# Thread: Data likelihood

1. ## Data likelihood

I'm trying to understand a paper which shows a linear model:

$\displaystyle \mathbf{x} = \mathbf{A}\mathbf{s} + \mathbf{\epsilon}\qquad\qquad(1)$

where $\displaystyle \mathbf{x}$ is an $\displaystyle L \times N$ vector, $\displaystyle \mathbf{A}$ is an $\displaystyle L \times M$ matrix, and $\displaystyle \mathbf{s}$ is an $\displaystyle M \times N$ vector. Additive Gaussian noise is represented by $\displaystyle \mathbf{\epsilon}$ with variance $\displaystyle \sigma^2$.

I'm trying to understand how it is that the data log likelihood has this form:

$\displaystyle \log P(\mathbf{x}|\mathbf{A},\mathbf{s}) \propto -\frac{1}{2 \sigma^2}(\mathbf{x}-\mathbf{A}\mathbf{s})^2\qquad\qquad(2)$

There is no indication of how the log likelihood in eqn (2) follows from (1), and I've seen it in a few papers already, so I'm assuming it's standard prerequisite knowledge of probability.

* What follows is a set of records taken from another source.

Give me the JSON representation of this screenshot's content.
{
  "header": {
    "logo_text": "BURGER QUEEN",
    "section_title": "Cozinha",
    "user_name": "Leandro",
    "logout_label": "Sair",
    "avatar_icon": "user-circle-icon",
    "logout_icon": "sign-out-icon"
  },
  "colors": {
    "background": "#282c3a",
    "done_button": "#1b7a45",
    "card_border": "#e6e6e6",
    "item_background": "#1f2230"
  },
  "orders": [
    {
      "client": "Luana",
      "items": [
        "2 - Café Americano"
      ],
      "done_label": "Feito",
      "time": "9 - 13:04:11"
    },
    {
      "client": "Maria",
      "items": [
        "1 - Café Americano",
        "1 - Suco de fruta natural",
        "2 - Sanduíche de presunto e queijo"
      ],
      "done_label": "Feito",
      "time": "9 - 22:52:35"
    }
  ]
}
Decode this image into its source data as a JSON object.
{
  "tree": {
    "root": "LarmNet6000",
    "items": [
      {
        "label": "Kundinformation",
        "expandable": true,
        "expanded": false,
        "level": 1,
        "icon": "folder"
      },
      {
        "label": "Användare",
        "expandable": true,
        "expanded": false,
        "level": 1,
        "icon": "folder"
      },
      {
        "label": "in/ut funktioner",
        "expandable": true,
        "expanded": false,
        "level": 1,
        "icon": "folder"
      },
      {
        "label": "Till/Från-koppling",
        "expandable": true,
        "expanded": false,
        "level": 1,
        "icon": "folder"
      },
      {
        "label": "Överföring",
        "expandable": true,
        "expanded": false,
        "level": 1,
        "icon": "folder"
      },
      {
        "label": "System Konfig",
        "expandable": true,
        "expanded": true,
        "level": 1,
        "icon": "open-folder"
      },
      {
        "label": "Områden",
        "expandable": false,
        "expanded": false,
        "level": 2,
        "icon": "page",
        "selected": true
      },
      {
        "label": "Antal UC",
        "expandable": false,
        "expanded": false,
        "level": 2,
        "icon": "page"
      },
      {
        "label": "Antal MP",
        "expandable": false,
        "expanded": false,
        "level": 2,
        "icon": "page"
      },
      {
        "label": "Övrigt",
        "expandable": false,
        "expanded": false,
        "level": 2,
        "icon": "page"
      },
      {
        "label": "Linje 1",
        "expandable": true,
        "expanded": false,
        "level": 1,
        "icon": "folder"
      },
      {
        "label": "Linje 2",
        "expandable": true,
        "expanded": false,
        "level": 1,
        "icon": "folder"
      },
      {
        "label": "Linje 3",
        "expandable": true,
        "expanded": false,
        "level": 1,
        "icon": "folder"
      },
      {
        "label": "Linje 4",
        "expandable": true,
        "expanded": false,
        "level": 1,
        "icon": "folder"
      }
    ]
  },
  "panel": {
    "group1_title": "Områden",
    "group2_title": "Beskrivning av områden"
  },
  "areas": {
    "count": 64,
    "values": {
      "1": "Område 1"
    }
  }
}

I'm having trouble finding sources where I could look this kind of thing up.

Another confusing aspect, is that $\displaystyle (\mathbf{x}-\mathbf{A}\mathbf{s})$ has dimensions $\displaystyle L \times N$, so how can you calculate its square, and how can the log likelihood be a scalar?

2. For the benefit of others, I found a great source from Matrix normal distribution (Wikipedia) as the reference:

Dawid, A.P. (1981). "Some matrix-variate distribution theory: Notational considerations and a Bayesian application". Biometrika 68 (1): 265–274.

which suggests that the squared notation in equation (2) isn't a matrix square operation, and one can see how (2) follows from (1) with something like

$\displaystyle \mathbf{x}|\mathbf{A},\mathbf{s} \sim \mathcal{N}(\mathbf{A}\mathbf{s},\sigma)$

since $\displaystyle \mathbf{x}$ is a random variable of mean $\displaystyle \mathbf{A}\mathbf{s}$ with variance $\displaystyle \sigma^2$ as depicted in (1). Seems like this is on the right track, but correct me if I am wrong.